Let’s start with the following topics:

Feminist roots. Conservative feminism looks to the late Victorian feminists like Susan B. Anthony for our guidance, rather than to post-1960s feminists like Betty Friedan or Gloria Steinem. This blog will investigate some of that lost history and forgotten philosophy.

Family-centric rather than individual-centric. Conservative feminists acknowledge and embrace the importance of being a wife and mother, and expect men to likewise embrace their values of husband and father.

Dedicated to women having free choices in their futures. Whether a woman wants to be a housewife or POTUS, she should feel free to pursue that dream.

Acknowledgement that women cannot “do it all”. Women are not superbeings. When they try to have everything all at once, especially without a plan, some aspect or aspects of their lives will necessarily suffer. When we fail at “doing it all,” we should never feel like failures.

Self-limitation of our sexuality. Women have been told our sexuality is just like a man’s. It isn’t. Our sex is wrapped much more tightly to a sense of security, and we are uniquely vulnerable to being controlled through sex even while we think we are in charge. This is perhaps the most critical and most delicate issue conservative feminism needs to address, and I will be doing a lot of addressing and studying of it.

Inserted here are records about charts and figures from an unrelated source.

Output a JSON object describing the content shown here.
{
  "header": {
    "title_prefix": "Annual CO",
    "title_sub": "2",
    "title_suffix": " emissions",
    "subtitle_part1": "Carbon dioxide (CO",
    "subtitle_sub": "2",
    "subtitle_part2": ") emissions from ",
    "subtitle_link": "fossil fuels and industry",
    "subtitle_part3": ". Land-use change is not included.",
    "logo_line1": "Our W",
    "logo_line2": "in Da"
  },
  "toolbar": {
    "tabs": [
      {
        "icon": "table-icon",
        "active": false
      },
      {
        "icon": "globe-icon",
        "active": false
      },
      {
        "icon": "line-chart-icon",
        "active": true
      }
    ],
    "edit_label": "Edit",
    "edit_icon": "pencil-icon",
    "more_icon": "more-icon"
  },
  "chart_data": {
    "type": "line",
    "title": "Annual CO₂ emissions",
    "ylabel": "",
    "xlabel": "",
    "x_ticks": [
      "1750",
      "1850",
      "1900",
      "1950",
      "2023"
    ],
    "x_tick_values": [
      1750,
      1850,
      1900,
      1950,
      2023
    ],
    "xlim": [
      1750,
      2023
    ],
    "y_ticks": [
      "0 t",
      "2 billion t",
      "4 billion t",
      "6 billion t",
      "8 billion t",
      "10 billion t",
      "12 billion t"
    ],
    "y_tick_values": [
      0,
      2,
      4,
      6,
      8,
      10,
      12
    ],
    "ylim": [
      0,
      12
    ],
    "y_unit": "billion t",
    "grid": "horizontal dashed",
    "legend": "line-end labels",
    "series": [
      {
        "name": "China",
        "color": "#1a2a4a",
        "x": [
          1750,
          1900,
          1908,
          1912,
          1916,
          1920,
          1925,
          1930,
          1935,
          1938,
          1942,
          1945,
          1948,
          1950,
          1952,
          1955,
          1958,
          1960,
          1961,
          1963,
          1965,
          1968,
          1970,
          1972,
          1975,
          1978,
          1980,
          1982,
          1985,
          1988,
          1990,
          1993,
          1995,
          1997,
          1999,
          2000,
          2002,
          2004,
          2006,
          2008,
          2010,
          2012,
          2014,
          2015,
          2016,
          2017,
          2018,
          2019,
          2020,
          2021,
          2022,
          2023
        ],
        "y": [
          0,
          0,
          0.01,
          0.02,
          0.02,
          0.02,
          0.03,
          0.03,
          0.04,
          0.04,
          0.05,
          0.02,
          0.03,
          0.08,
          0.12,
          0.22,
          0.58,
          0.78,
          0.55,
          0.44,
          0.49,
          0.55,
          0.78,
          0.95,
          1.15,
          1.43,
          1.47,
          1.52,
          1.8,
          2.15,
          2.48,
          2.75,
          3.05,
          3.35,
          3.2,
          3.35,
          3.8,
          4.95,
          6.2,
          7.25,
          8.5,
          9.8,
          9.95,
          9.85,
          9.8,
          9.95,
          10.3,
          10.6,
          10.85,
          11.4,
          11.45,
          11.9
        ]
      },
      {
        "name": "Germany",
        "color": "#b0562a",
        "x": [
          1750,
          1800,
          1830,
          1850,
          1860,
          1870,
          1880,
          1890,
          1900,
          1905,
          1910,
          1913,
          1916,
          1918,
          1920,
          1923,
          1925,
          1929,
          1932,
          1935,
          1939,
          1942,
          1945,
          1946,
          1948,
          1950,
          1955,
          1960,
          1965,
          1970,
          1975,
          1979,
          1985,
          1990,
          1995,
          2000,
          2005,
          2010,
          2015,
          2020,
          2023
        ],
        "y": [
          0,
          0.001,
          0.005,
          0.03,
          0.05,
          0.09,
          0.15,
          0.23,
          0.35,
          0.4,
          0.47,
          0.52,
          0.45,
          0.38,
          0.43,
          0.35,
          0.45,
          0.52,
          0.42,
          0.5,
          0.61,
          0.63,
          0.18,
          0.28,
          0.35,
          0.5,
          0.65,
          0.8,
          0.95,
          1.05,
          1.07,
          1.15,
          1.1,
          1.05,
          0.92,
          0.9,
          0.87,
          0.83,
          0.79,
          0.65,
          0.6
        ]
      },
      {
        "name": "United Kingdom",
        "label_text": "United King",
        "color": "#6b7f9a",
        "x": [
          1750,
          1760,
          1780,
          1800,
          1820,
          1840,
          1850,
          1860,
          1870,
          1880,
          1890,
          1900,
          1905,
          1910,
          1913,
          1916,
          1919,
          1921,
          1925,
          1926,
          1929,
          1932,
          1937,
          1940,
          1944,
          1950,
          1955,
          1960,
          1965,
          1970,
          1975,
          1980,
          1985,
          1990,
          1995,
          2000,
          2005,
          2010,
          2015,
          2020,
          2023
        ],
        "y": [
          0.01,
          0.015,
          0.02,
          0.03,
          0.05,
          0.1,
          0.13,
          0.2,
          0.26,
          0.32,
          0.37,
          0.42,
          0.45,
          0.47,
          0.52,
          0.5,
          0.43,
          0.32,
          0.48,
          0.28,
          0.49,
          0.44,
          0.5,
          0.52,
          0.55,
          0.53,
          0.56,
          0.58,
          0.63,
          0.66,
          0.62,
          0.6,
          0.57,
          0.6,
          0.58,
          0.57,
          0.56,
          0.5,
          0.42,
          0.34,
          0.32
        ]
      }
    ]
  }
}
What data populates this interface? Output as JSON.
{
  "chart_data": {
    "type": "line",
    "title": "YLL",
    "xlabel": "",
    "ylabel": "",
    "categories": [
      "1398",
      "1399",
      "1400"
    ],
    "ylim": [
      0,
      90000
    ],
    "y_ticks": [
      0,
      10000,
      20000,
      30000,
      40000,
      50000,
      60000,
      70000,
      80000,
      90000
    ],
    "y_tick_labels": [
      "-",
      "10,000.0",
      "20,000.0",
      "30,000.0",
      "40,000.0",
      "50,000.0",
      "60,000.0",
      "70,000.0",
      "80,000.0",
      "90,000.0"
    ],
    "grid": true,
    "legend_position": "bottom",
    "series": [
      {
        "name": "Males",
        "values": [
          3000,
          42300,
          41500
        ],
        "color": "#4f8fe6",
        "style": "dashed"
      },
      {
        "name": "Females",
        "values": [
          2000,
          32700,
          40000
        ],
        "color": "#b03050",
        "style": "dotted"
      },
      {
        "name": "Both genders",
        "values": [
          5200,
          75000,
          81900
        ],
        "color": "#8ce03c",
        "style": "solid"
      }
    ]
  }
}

Rejection of the concept of abortion as a simple choice. It is not. Having an abortion may have serious mental health consequences, partly because it is a rejection and betrayal of our self-value as protector of children. Not having one may be equally destructive, as it takes away a portion of our freedom to be autonomous. The best choice lies in learning to appropriately take charge of our sexuality in a post-birth control society.

Recognition that men are different — and vive le difference!! They communicate differently, they bond differently, and they think differently. Conservative feminists love men for their masculinity and do not seek to transform them into girly-men. Embracing our role as the ultimate protectors of our children. We bear them and rear them, children of both sexes. It is part of our subconscious self-image that we are the mothers and nurturers.

Sisterhood. Women around the world need help. Western conservative women are uniquely qualified to provide them solidarity.

Recognizing and taking control of our power — as consumers, as sexual beings, as the family’s core. Men, businesses, and governments should never be able to hijack our personal power.

All these topics are valid issues we as women, and as conservatives, should be discussing frankly and openly. We are not, except for a few exceptional women. Let’s sit down, have some coffee, and chat among ourselves. Let’s also keep it positive and look for solutions, not gripe about problems.